In geological, climatic and plant-geographical terms, Finland is a transition area from the mountainous northern Scandinavia to the eastern European plains. Geologically, the country belongs to the Precambrian folded, at the beginning of the Paleozoic Era uplifted and eroded mainland Fennoskandia (Baltic Shield), which is made up of granites, gneisses, mica schists, quartzites and other deep rocks. During the Pleistocene, the land area was subject to deformation by glacier masses that covered the entire area of Finland and on the one hand planed (round humps) and excavated (lakes) the rock bedrock, on the other hand the rock material carried along in the form of moraines, scattered erratic blocks, oers, sanders and clays deposited. The south of the country (Finnish Lake District) is particularly rich in lakes (around 60,000 in total ); the most important are Saimaa and Päijänne. To the southeast, the lake district is bounded by the terminal moraine of the Salpausselkä, formed by two and in places three parallel ridges.
The Koli Heights in the east reach 347 m above sea level. The coastal plain, especially in the south and southwest with numerous offshore islands and skerries (the main archipelago are the Åland Islands), is occupied by glacial and post-glacial deposits.

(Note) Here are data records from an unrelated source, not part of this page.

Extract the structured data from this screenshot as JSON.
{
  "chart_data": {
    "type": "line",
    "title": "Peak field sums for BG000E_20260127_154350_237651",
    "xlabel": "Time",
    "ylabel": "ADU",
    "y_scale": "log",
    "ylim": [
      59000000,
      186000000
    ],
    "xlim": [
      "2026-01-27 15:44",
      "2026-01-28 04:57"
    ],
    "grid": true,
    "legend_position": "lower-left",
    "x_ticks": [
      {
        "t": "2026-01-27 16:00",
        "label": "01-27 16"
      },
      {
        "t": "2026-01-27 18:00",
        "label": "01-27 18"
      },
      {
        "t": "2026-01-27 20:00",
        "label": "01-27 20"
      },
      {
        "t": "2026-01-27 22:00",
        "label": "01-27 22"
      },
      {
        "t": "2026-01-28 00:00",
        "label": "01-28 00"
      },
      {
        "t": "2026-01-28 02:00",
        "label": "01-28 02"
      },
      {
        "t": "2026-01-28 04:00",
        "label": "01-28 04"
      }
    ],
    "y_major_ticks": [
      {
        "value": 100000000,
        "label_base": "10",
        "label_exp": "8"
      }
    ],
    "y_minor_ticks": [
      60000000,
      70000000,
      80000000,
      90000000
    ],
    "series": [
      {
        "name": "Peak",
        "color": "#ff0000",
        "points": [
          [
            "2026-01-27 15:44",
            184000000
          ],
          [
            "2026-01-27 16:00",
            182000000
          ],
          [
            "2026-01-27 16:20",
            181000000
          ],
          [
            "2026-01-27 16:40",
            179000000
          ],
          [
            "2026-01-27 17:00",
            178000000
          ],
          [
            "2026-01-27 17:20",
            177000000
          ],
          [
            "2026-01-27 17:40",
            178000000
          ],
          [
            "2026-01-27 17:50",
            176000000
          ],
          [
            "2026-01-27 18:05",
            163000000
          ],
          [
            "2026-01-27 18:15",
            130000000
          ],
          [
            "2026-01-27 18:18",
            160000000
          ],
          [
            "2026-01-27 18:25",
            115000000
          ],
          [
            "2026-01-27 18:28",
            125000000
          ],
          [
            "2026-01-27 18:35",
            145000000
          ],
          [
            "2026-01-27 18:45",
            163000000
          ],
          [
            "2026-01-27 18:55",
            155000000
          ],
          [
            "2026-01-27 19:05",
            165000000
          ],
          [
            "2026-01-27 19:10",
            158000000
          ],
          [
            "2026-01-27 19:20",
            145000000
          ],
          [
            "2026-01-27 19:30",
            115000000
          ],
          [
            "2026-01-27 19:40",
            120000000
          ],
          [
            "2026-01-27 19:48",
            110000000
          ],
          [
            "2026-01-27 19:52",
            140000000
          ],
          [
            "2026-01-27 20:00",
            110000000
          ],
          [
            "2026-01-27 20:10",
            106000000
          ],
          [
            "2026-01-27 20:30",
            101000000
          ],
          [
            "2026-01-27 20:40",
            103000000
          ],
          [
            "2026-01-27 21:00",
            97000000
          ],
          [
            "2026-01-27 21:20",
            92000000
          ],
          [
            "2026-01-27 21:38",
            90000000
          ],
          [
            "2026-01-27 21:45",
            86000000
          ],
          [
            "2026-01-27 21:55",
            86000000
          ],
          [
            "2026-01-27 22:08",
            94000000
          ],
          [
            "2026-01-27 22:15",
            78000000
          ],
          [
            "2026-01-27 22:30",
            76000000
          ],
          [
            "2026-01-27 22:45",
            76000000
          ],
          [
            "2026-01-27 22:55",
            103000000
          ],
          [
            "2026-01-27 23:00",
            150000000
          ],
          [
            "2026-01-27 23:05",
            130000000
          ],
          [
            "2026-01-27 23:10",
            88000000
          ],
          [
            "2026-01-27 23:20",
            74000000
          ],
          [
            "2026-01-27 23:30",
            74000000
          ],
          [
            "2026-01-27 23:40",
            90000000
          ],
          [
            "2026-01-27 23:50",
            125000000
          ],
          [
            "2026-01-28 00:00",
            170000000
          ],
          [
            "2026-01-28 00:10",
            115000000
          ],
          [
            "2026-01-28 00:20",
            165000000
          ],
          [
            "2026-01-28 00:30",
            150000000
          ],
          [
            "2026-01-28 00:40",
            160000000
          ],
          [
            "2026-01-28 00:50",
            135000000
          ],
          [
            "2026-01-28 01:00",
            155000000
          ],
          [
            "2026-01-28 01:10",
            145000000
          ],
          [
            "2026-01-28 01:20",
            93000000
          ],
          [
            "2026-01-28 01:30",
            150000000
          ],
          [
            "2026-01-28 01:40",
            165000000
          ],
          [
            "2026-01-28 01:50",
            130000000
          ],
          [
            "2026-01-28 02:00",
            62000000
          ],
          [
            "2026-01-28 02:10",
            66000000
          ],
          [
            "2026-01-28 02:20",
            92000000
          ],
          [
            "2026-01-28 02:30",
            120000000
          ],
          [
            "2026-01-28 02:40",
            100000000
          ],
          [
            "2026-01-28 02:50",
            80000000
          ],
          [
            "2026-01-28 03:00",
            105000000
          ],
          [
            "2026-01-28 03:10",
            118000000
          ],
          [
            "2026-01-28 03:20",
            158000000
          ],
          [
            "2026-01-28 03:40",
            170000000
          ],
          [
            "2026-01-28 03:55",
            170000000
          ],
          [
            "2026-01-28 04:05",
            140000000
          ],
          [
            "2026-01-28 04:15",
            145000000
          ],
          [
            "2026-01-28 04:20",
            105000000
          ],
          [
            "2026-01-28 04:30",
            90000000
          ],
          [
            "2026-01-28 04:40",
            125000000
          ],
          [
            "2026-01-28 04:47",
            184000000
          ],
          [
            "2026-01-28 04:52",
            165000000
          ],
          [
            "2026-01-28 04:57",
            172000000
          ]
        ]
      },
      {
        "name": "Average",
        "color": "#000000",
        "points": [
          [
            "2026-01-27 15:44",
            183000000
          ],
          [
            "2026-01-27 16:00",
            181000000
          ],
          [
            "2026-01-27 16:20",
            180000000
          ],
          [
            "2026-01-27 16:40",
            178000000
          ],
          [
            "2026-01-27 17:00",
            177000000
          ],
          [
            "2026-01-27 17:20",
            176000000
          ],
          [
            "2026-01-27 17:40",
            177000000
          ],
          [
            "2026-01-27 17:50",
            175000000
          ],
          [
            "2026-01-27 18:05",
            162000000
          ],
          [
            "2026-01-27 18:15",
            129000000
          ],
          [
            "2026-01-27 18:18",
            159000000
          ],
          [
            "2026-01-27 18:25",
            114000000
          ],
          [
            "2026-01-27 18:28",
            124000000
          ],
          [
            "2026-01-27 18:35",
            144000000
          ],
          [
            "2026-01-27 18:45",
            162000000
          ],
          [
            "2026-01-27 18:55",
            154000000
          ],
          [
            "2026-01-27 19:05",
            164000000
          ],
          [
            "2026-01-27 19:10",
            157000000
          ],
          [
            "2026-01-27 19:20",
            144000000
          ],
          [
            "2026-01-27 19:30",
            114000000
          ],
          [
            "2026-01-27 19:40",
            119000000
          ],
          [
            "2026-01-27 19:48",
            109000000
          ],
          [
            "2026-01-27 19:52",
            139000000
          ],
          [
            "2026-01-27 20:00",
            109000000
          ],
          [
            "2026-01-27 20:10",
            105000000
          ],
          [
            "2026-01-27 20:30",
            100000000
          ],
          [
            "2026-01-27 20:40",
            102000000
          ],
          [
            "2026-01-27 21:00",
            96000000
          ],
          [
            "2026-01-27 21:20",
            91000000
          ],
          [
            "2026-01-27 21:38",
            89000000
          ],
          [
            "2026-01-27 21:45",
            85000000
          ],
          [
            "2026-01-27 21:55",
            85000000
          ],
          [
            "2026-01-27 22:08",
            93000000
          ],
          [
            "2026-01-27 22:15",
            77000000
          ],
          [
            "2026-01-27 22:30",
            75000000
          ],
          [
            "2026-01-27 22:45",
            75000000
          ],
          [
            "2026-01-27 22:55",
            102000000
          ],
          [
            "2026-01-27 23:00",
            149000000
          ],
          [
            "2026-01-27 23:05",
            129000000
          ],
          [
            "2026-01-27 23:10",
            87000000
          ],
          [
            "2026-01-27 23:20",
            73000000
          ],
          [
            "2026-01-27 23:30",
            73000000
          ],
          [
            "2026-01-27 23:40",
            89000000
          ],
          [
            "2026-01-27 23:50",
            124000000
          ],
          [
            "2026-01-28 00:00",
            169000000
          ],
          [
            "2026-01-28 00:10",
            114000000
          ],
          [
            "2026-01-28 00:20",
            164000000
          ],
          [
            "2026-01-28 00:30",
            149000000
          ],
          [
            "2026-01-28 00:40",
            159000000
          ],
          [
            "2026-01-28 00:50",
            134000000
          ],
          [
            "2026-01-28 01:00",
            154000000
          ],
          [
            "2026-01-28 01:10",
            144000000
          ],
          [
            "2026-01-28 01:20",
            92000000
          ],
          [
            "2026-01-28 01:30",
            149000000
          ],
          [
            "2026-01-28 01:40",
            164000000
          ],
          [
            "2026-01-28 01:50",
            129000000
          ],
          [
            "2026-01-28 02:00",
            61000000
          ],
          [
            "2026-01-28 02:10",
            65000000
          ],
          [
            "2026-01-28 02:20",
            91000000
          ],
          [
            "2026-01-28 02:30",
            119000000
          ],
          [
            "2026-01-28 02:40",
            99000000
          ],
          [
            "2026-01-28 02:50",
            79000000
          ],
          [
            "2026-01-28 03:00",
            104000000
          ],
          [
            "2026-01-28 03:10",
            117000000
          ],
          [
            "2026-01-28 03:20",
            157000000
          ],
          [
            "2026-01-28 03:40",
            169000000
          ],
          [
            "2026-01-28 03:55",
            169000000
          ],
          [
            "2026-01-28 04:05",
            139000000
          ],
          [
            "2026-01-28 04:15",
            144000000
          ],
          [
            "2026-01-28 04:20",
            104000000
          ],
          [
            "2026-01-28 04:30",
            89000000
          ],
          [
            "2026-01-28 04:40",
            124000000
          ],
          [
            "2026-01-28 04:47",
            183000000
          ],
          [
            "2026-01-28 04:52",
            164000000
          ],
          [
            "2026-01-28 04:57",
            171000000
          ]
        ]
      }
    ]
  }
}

To the north, the terrain rises from the plains to the hills; Bogs and swamps appear, the number of lakes is decreasing. The relief reaches its highest heights in Lapland in the northwest (in Haltiatunturi 1,328 m above sea level) and in the north of the country with its ice-formed quartzite ridges and in isolated mountains (in Pyhätunturi 540 m above sea level). In this region lies the Inari, the third largest lake in Finland, from whose basin the Maanselkä runs in a south-easterly direction with heights of up to 718 m above sea level and forms the watershed between the Baltic Sea and the Arctic Ocean.
Finns
Finns, Suomalaiset, people of Northern Europe, the national people of Finland (about 94% of the total population); around 6 million, including around 4.8 million in Finland, 300,000 in the USA, 200,000 in Sweden, 30,000 in Karelia, and others in Norway, Canada and Estonia. The Finns are made up of three main tribes, the actual Finns (Varsinaissuomalaiset), the Tavasten (Hämäläiset) and the Karelians (Karjalaiset) together. In the first centuries AD, initially in the south of Finland, cultural traits appeared that are interpreted as traces of the immigration of Finnish tribes from Estonia. Some Lappish-speaking people still live in the north, the last descendants of the original v. a. fishermen and hunters resident in central Finland, as sedentary fishermen, farmers and reindeer herders.
The folk culture that was once determined by agriculture is heavily overlaid by urban forms of life and industrialization. The old scheme of the closed homestead (parlor, »tupa« – vestibule, chamber – parlor), like the rustic furniture of the log house or the traditional work (baking, buttering, brewing thin beer, malt, etc.) is hardly widespread today. Around the 1950s, traditional folk culture began to be cultivated with competitions in traditional handicrafts and working methods, traditional festivals, popular games and the cultivation of dialects. The old songs met with great interest; folk music with the five-string kantele, violin and clarinet is often used again today in connection with folk dance in costume. The folk arts and crafts (especially the “Raanu blankets” and “Ryen carpets”) are recognized internationally.